= Warren Ford =

Warren Lionel Ford (16 May 1933 – 21 June 2023) was a British tea researcher.

==Biography==
Born in Lewisham, South London, he was the only child of Arthur Ford, a Prudential Insurance manager, and Hilda Hook, a pianist trained at the Royal Academy of Music. Ford attended Mercers' School but left at the age of sixteen.

After leaving school, Ford began an apprenticeship with Joseph Tetley & Co in the coffee department but soon shifted his focus to tea. His early career included a year in Sri Lanka and three years in Calcutta working in Tetley's tea-buying offices. By 1952, he was back in London, participating in tea auctions, a practice established since the early 1700s. In 1953, Ford was involved in introducing mass-manufactured teabags in the UK and was appointed head of Tetley's blending department.
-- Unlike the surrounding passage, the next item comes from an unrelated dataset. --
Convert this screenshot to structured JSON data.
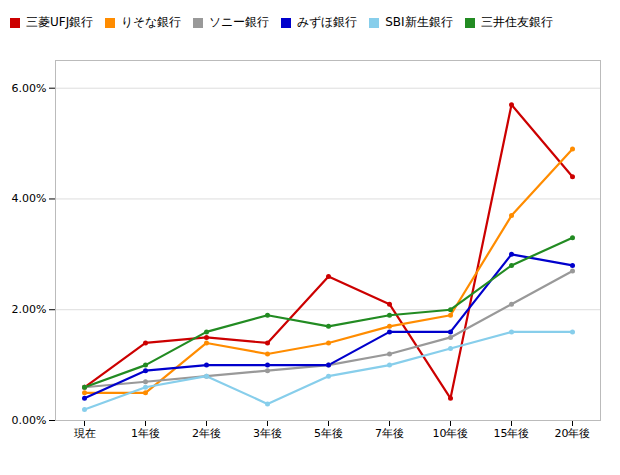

Following Tetley's acquisition by J Lyons and Co in 1973, Ford became an independent tea buyer and consultant, operating from a warehouse in the East End and offices on Great Portland Street. He worked as a broker and buyer for smaller manufacturers and merchants.

Ford later joined Taylors of Harrogate as a consultant and was appointed a director in 1976 while continuing his role as an independent buyer. In the 1990s, he resumed producing his own tea and remained involved with Yorkshire Tea, providing mentorship to upcoming tea buyers. He was associated with Yorkshire Tea for nearly fifty years. He died on June 21, 2023, following complications from surgery for a broken hip.

==Personal life==
In 1957, Ford married Gill West, and they had two sons, Kevin and Graham. The marriage ended in divorce, and in 1998, he met Judy Mahoney, a primary schoolteacher. They married in 2005.